(32b) Membrane Development for the Production of Biopharmaceuticals

Biopharmaceutical producers have become more knowledgeable, sophisticated and demanding as the development and production of biopharmaceutical drugs has grown. Membrane manufacturers have responded to these demands by developing membranes tailored not only to the standard requirements (i.e., flux and rejection) but also to secondary needs. In this talk, we will discuss microporous membranes used for clarification and sterile filtration, ultrafilters used for concentration and purification, and ultrafilters used for virus removal.
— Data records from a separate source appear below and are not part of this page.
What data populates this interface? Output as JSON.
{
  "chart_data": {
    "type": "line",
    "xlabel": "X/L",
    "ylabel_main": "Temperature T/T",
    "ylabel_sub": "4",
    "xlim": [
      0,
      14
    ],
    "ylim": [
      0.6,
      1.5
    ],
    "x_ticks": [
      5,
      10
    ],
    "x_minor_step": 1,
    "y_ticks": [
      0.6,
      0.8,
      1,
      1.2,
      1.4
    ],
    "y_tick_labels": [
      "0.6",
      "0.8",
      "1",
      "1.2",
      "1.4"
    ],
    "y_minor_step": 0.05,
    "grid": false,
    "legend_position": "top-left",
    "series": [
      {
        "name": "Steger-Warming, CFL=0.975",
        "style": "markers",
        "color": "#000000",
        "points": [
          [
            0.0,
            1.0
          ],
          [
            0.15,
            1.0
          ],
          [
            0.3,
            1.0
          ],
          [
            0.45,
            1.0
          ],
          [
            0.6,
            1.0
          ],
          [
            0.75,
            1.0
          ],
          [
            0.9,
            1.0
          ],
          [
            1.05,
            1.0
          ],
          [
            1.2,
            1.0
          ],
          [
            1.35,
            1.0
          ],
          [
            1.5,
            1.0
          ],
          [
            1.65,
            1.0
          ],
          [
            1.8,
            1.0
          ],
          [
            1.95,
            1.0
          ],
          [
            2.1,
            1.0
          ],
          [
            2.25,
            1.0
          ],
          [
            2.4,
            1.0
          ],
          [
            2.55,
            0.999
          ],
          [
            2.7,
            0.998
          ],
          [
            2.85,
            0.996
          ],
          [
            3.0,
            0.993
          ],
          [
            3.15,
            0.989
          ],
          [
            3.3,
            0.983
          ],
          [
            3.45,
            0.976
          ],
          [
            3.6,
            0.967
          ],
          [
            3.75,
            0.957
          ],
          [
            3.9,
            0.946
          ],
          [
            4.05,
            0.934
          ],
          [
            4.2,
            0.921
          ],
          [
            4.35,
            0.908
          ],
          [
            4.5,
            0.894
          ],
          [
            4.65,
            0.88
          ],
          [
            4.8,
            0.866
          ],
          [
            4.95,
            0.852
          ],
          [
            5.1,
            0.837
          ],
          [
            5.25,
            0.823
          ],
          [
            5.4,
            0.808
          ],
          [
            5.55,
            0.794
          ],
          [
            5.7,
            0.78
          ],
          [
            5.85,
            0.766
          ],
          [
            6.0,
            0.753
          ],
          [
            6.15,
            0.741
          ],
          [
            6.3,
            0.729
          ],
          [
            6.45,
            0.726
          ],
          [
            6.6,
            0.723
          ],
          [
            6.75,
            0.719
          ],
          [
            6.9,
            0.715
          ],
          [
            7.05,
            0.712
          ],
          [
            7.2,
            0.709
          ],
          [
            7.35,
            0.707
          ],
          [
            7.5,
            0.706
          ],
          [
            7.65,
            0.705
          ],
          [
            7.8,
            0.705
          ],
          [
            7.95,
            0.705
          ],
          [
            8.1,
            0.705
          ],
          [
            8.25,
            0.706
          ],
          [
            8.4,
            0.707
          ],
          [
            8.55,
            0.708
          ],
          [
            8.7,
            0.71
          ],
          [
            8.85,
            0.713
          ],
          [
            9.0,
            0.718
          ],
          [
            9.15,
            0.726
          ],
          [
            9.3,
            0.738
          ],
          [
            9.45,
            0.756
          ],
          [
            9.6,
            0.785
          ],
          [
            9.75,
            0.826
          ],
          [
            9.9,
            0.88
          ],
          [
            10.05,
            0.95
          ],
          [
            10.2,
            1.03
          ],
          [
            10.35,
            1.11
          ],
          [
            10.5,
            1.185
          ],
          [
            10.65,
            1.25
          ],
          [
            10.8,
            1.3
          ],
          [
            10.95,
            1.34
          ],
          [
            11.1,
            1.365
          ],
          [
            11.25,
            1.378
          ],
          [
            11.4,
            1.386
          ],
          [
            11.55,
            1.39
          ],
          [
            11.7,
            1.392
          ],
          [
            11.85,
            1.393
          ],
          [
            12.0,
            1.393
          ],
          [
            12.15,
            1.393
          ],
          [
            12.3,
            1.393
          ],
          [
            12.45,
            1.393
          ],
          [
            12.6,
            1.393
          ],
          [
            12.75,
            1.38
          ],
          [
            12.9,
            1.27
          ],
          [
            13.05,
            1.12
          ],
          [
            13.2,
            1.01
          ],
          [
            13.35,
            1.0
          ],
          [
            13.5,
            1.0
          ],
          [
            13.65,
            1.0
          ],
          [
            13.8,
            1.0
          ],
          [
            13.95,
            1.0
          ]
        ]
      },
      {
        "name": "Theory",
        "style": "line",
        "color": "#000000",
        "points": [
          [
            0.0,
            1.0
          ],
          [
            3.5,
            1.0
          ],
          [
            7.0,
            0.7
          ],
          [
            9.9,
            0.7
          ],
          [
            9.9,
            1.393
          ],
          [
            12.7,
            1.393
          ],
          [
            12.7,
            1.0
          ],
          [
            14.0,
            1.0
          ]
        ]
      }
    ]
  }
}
The early biopharm industry used symmetric microporous membranes for clarification after the centrifuge step, for in process filtration, and for final aseptic filtration. These membranes are still the workhorse of the industry. But the demand for increased speed and process efficiency required by larger plants has led to the development and use of asymmetric microporous membranes, particularly polyethersulfone (PES). Equally important biopharm producers want higher capacity, that is, the ability to filter longer. To meet this latest requirement, the latest membranes in this field are multilayered composite membranes designed for specific steps in the process train.

Ultrafiltration (UF) for protein concentration and buffer exchange requires very high yields due to the high cost of the protein products being filtered. For monoclonal antibodies especially, composite cellulose UF dominate because of their high rejection capabilities, low protein binding, and robustness. The development and use of these membranes will be described. For applications requiring harsh chemical cleaning, or where protein binding is of less concern, PES UF membranes are used. In these applications, the use of membranes with no macrovoids has shown increased productivity. Most applications use flat sheet cassettes, but the use of hollow fibers will be discussed.

Ultrafilters used in a final virus clearance step have the most difficult requirements in this field. They must have very high retention of virus particles, down to 20nm diameter, and pass well over 90% of the product protein. There are several competitive products in the field, ranging from hollow fibers to flat sheet composites to symmetric membranes. These will be discussed and compared.